Credit Graham Burrell

I felt this was going to be a challenging fixture. Mansfield have quality across the park, ageing quality in places, but still quality. Lucas Akins, Aden Flint, Stephen Quinn and Lee Gregory have a combined age older than the cathedral (probably), but they’re respected players, able to help keep the Stags in this division. Nigel Clough is a wily manager, and he plays a certain type of football that is easy on the eye. They were the division’s leading scorers coming into the game, so I felt we’d be under the cosh for a bit.

We hadn’t quite clicked this season. As it turns out, one piece of the jigsaw was amiss – McGrandles. I like our 3-5-2. I like our wing-backs, and two up top, but for it to function, the midfield has to be perfect. Ethan Erhahon holds, mops up like Kim and Aggie on amphetamines and is generally too good for the division. Tom Bayliss probes like a doctor’s finger looking for the prostate, but in a more pleasurable way (unless that’s your thing). Still, the balance hasn’t quite been there. I like McKiernan, he’s going to be special for us, but he’s another Bayliss, and two fingers is too much. McGrandles (or indeed Hamilton) are different; they can work between the two, bridging the gap, completing a Holy Trinity that suddenly gives the side real balance.

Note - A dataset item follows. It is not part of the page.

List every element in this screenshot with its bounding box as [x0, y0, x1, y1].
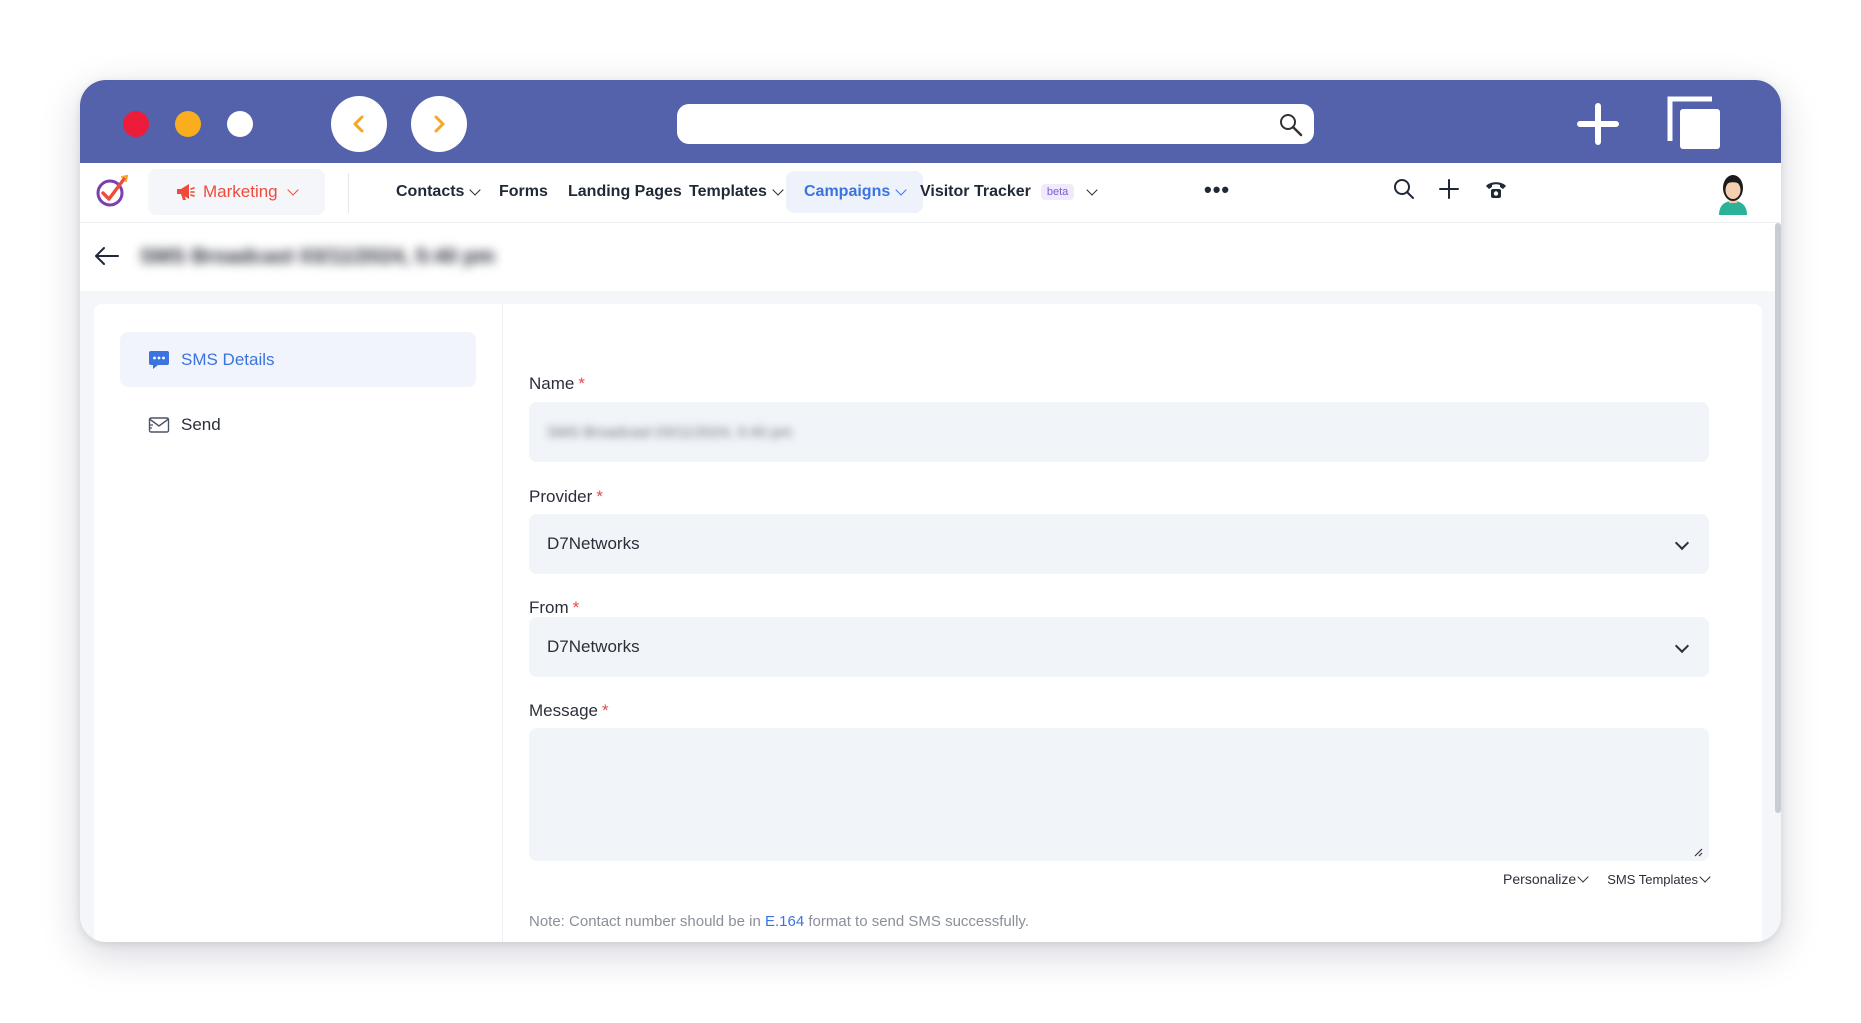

Even with that, and with an early Bayliss shot stopped by Pym, Mansfield looked decent.

Credit Graham Burrell

They held the ball well and for perhaps 25 minutes, they edged the game. We weren’t on the ropes, one Louis Reed effort was all they had to show for their endeavour, but it was a game that I felt could go either way. One slip at the back (which we have in us) and they’d get the 1,800 travelling fans excited. One break for us, and 8,000+ would come to life. Oddly, it felt like a game where winning the crowd, won the game. I know that’s not the case, but it felt like an atmosphere tug-o-war. On 29 minutes, we pulled the rope the hardest.

Or, to put it another way, Christy Pym let go. We shouldn’t really have scored, despite the nice build up and succinct Sean Roughan cross. Adam Jackson arrived to nod the ball towards goal, and if their keeper had stayed on his line, he’d gather with ease. He didn’t, he came rushing out, and Jacko’s header dropped into the back of the net. It doesn’t matter how they go in, as long as they do.

Credit Graham Burrell

Mansfield didn’t have an effort after that until the second half, as we threatened to run riot. Darikwa broke down the right and squared when a shot might have been better, which doesn’t show as xG but absolutely should. Makama made a great chance for Paudie, who had strode forward like a prime Franz Beckenbauer, only for his beautiful touch to come back off the bar courtesy of Pym’s fingertips. It was reminisce of last March, where Bristol Rovers and Cambridge Utd felt the full wrath of Michael Skubala’s hunters.

We did kill off our prey just before half time, and while fingers will point at Pym, it was a perfect example of our relentlessness. Seb Stockbridge had indicated a minute of added time, and we got a free kick with maybe thirty seconds left. We could have settled for the lead, but Bayliss took it quickly, and we immediately got another, down by the corner. Roughan wandered over and (definitely) intended to loft the ball over Pym and into the net. Pym, stranded through below-average positioning, could do nothing as yet another Imps defender got on the scoresheet. 2-0 City.

Credit Graham Burrell

They say just before half time is a good time to score, and I usually say any time is a good time to score. However, if Mansfield go in at 1-0, they can come out punching, start fast and be back in the game before you know it. At 2-0, we’ve stamped on their hopes, ripped up Clough’s team talk and given ourselves a shot of ‘we’re winning this no matter what’ juice in the process. Yesterday, there was no better time to score.